What’s the best approach to engage with residents on fire safety and technical issues? We recommend that you share information and check their subsequent understanding, including clarifying the housing provider and residents’ respective responsibilities. Communicate what action to take in the event of a fire in terms of raising the alarm, tackling the fire and evacuation routes.
Communicating essential information
Essential information can be communicated at the start of each tenancy as part of the welcome pack, and community notice boards can share the latest information. But update the notices regularly to keep people looking and consider having notices in stairwells and lifts. Use enhanced communications such as letters, emails or text messages, and participate in community days or run pop-up events. In addition, many residents’ groups have access to portals and mobile applications which can be used to push information, such as a building fire alarm test to residents. And of course, social media is a vital channel to communicate about fire safety, again taking into account the different social media platforms used by residents.

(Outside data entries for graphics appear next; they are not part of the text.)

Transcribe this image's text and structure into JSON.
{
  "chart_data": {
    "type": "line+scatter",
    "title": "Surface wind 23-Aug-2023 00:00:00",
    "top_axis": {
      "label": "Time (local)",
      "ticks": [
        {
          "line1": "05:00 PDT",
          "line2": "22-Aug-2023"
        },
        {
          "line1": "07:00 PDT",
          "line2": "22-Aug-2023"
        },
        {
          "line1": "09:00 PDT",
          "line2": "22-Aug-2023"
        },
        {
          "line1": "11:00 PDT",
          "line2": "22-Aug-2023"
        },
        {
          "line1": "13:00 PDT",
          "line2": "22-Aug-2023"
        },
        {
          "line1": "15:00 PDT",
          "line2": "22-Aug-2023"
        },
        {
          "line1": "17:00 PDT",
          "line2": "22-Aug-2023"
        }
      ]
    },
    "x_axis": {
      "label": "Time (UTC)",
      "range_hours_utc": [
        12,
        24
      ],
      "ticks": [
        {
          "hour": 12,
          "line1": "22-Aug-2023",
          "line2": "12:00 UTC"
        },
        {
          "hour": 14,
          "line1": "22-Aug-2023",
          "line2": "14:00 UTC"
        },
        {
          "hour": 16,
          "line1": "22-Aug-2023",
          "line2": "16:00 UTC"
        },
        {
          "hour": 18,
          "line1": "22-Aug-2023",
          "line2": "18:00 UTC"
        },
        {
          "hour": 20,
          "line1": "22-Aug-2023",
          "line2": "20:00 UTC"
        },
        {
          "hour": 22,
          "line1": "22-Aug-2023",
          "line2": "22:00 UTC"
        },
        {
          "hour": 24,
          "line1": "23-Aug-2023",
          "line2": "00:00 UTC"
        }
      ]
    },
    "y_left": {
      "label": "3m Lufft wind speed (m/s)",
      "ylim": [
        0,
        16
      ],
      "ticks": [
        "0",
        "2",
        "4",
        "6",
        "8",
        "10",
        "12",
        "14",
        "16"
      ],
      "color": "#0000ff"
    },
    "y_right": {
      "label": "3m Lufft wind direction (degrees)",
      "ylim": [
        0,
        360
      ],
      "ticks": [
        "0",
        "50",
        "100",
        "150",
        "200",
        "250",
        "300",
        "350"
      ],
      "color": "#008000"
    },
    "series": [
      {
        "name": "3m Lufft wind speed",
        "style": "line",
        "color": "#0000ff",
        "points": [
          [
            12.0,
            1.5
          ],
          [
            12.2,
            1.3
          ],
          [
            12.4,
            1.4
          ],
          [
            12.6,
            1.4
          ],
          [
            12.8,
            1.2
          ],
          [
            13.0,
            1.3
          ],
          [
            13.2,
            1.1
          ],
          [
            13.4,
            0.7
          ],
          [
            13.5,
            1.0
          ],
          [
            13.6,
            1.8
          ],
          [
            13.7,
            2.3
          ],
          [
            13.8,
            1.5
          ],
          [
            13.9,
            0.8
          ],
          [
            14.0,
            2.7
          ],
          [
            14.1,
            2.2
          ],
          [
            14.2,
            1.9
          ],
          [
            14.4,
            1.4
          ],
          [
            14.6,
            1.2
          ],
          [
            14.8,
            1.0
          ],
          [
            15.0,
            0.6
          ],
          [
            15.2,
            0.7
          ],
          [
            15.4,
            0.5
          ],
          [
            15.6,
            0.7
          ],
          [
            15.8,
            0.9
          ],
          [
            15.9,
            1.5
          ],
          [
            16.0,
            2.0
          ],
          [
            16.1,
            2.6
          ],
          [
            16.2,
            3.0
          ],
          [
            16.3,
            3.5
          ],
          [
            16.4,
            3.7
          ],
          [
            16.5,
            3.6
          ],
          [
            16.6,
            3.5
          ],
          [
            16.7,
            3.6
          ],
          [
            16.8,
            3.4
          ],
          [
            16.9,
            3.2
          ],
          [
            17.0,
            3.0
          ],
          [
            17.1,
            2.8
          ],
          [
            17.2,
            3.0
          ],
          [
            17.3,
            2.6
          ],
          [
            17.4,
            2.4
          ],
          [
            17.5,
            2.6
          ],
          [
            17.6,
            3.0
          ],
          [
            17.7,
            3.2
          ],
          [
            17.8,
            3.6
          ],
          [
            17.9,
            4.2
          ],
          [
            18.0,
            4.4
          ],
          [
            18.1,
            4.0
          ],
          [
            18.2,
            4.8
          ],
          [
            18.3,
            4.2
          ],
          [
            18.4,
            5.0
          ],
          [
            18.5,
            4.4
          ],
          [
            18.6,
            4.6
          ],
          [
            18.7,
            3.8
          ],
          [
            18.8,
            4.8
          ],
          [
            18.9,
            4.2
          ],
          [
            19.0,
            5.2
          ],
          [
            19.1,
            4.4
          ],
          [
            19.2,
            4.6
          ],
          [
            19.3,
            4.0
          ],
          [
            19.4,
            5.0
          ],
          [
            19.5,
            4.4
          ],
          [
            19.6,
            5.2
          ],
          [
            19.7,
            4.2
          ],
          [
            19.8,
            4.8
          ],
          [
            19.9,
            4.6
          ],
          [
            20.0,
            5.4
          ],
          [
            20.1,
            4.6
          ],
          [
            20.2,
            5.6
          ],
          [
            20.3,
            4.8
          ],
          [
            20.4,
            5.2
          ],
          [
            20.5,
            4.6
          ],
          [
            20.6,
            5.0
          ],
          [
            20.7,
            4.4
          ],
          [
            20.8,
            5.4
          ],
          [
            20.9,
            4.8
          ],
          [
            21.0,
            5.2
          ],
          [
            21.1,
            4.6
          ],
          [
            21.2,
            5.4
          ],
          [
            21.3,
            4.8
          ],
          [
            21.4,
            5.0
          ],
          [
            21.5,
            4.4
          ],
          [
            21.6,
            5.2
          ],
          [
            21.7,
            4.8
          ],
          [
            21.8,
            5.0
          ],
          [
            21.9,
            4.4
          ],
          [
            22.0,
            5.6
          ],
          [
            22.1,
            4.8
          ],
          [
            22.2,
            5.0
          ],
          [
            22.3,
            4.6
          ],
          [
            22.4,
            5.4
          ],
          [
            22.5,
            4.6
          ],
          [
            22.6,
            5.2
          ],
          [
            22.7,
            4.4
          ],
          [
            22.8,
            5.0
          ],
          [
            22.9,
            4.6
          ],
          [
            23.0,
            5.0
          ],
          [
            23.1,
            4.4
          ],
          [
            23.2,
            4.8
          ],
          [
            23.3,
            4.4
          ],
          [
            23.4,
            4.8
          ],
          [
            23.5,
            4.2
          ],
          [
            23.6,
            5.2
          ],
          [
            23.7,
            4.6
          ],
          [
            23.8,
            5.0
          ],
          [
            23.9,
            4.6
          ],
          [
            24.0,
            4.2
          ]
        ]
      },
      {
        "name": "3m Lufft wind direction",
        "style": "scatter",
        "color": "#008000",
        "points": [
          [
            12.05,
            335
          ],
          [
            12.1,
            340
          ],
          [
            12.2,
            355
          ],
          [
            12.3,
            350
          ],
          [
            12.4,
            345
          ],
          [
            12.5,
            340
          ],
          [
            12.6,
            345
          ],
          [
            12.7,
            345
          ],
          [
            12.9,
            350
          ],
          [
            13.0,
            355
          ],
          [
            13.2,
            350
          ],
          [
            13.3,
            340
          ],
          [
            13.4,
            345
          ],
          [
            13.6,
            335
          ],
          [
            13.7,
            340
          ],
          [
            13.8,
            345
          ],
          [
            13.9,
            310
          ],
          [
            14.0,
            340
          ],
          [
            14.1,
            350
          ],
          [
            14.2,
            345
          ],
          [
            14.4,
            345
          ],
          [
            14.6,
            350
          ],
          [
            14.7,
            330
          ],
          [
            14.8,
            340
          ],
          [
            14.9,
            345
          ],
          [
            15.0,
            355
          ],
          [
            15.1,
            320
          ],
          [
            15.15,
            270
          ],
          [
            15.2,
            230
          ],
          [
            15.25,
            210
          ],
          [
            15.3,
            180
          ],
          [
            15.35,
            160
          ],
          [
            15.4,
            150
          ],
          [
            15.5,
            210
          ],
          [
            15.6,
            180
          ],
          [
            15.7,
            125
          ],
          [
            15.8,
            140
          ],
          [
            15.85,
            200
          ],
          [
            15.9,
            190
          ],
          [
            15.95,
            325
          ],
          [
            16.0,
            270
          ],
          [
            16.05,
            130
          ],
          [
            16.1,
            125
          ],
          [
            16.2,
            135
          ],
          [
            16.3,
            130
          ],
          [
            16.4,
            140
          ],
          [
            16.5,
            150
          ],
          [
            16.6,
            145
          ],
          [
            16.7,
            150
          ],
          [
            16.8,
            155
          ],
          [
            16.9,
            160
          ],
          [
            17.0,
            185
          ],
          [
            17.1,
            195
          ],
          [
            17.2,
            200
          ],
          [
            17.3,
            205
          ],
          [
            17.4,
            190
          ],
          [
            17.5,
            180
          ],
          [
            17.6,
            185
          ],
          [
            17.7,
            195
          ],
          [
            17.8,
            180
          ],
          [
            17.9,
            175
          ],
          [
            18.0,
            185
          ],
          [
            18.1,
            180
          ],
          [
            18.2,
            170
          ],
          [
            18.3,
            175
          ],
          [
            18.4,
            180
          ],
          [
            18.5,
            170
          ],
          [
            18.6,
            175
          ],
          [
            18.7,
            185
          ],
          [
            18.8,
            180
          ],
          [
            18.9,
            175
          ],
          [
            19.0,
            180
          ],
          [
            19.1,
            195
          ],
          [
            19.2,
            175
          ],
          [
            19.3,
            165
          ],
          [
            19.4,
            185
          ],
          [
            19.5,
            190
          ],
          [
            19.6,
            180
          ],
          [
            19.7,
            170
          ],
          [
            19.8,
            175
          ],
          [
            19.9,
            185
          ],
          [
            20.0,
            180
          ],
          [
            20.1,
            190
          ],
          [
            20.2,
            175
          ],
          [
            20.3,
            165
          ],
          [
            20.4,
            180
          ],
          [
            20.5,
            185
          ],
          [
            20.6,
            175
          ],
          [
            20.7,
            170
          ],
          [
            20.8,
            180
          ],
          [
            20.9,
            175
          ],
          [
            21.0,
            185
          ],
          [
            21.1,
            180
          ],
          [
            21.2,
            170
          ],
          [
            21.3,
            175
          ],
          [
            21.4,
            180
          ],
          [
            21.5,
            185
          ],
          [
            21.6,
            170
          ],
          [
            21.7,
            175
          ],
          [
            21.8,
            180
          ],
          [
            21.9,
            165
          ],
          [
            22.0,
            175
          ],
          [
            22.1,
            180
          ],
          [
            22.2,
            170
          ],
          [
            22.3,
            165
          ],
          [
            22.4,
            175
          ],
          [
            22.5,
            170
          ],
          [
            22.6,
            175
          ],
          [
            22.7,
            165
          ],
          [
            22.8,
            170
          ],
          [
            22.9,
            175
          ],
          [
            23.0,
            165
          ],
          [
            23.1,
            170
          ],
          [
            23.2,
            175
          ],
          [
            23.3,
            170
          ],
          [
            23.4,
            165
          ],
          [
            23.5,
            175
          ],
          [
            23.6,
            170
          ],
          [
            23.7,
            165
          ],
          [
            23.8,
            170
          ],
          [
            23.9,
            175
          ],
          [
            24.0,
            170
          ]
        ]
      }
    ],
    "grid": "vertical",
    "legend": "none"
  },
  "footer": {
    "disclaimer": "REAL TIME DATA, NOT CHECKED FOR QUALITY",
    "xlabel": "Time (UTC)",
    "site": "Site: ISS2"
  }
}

Special consideration should be made for older or more vulnerable residents who might not get out as much or be able to access technology. Civica’s ‘A word from the wise’ report revealed a large upsurge in the number of over 70s using digital technologies as a consequence of the lockdowns.
However, this doesn’t mean that digital channels are always the best way to reach each resident; the personal touch still matters. Why not arrange to visit each household? Even in these pandemic times, a doorstep meeting might be acceptable. Work with vulnerable residents to provide personal emergency evacuation plans (PEEPS) which detail specific arrangements according to each vulnerable resident’s needs.
Key contact details for the building safety manager should be available to all residents. The contact details should be easy to find via information boards, mobile apps and portals.
Reporting fire-critical faults & repairs
The Hackitt report highlighted the need to engage with all stakeholders and bring them to the decision-making table. There should be a clear and simple process for reporting faults or repairs relating to building safety.
Other points to consider include: how will visitors to the building be made aware of the fire plan; is the fire plan displayed publicly; how good is the signage?
Emergency service responders could be included in the communication events. Most fire services will actively engage with high-rise communities to carry out risk assessments, give advice and be part of any emergency preparations. Furthermore, do they have access to critical emergency response information while in transit to the building?
Where requested, residents might also require access to information about current and historic fire risk assessments, upcoming planned maintenance, building servicing and inspection regimes, details of any preventative measures, fire protection and prevention, structural assessments and planned and historic changes to the building.
In conclusion, there is much that a housing provider can do to prepare residents for action and to improve safety through changing residents’ behaviour. Managing two-way communications is critical, and technology can help with sharing important information about emergency plans and checking that people have understood it. Above all, consideration needs to be made to how residents receive information, how they retain it and how they might act in an emergency.
Alex Oldman is a client relationship manager at Civica.